If you have other cats living in your house take particular care to keep them away from the sick cat and always wash your hands after handling her. However, because she will have been infectious before the symptoms developed, it is likely that your other cats will already have been exposed to the disease and may develop symptoms.

Most fit young cats will recover from flu after a few weeks – although in a few cats that do get over the initial illness the problem never really goes away. These animals may be left with persistent problems such as runny noses. Sometimes these cats are on almost permanent medication to control their symptoms. The disease can be much more serious in young kittens, older cats and cats with other diseases, e.g. FeLV or FIV – these patients may need to be admitted to hospital for special treatment but, even so, may not survive.
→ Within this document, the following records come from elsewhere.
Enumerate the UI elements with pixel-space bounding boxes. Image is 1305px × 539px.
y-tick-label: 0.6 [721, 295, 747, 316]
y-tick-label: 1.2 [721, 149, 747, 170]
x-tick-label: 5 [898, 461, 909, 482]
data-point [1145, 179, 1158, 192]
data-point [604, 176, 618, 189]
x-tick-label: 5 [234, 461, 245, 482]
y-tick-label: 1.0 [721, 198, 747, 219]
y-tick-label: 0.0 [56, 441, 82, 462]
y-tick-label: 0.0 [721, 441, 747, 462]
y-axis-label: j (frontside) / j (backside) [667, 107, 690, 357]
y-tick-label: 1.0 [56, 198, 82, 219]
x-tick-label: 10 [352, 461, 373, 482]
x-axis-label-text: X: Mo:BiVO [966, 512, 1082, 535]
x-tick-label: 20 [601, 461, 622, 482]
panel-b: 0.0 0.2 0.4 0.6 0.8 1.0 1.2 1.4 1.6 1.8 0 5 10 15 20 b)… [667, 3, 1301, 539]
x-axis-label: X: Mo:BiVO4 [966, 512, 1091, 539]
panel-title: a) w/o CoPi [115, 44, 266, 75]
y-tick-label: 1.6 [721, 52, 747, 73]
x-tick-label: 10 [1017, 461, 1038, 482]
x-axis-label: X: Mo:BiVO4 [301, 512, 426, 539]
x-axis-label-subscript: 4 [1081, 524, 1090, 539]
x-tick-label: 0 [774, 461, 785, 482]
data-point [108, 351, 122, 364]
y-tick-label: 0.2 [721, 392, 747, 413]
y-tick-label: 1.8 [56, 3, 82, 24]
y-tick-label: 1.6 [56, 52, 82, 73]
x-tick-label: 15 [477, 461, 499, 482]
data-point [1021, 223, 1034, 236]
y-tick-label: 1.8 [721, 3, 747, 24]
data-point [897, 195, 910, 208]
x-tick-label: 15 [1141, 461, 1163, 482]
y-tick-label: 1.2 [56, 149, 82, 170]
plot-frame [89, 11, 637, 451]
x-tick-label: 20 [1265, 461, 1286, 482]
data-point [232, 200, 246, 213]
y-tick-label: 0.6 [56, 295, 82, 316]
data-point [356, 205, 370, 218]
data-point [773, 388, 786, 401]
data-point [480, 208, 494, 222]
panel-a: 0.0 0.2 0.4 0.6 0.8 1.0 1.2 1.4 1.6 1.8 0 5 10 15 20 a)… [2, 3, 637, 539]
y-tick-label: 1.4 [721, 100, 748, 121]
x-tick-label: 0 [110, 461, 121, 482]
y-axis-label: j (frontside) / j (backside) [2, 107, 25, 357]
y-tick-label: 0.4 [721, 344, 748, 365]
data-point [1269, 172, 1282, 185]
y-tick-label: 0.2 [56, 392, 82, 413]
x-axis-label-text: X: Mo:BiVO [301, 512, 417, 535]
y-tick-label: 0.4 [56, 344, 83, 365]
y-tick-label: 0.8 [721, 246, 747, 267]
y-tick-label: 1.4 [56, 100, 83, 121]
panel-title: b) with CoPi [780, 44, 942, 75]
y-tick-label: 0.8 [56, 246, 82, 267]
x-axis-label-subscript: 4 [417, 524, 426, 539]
Safeguarding against Bb should be considered with specific protection for those most at risk and few are more at risk than kittens in breeding colonies and rescue shelters.

A vaccine that protects against Bordetella is available. The vaccine is administered as drops into the nose and provides protection within 72 hours. This vaccine is not routinely given to pet cats and you would need to discuss with your vet whether your cat needed this additional protection. Many catteries require that cats are vaccinated against Bordetella before being boarded.

Bordetella can also cause kennel cough in dogs. If your dog has a cough keep your cat away from them.